As if to confirm her guess, she sensed movement. Not from the cast and crew, but at the edges of her perception.

“Abyss,” Yuriko muttered when the moving thing came close enough to sense. As she surmised, it was a thing animated by the hostile air and supported by the rumours and beliefs of the area. It was a walking corpse.

It shambled towards her, though it couldn’t be faulted for doing so, since its broken femur and knee jutted out from its flesh, which surprisingly, didn’t look rotten. The flesh was grey and there was no blood seeping out of wounds, but the clothes, which looked like those in movies depicting an era hundreds of years ago, were stained crimson. It also carried a musket—a long gun, smoothbore, and fired round bullets rather than the normal modern shape—and a handaxe.
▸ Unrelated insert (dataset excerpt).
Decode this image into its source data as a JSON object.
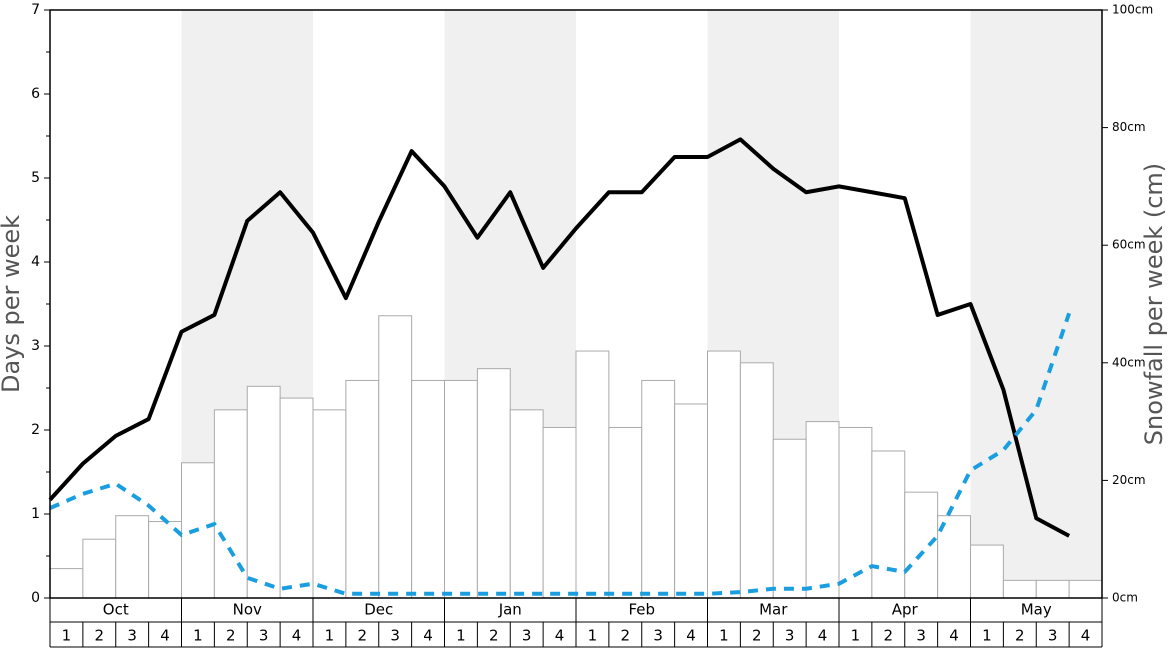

Yuriko sighed as she flicked her finger and sent an Invisible Edge. The flesh golem lost its head before it could take another step, and it collapsed. Did that do it? Huh. Nope. Whatever animated it managed to stitch the head back onto the neck, and since her cut was so clean, it had little trouble reconnecting. So she crushed the head with her Animakinesis instead, and that seemed to do the trick.

More came out of the ground, however, and she perceived some approaching the unconscious girls.

On the boys’ side, Alexis pointed at a nearby flesh golem and unleashed a scintillating bolt of lightning from his fingertip, his face a mask of anger and disdain. Gone was the shy young man and in his place looked a battle-hardened fighter.

Shrugging to herself, Yuriko picked up the two fallen boys and trotted towards Christine and Haley.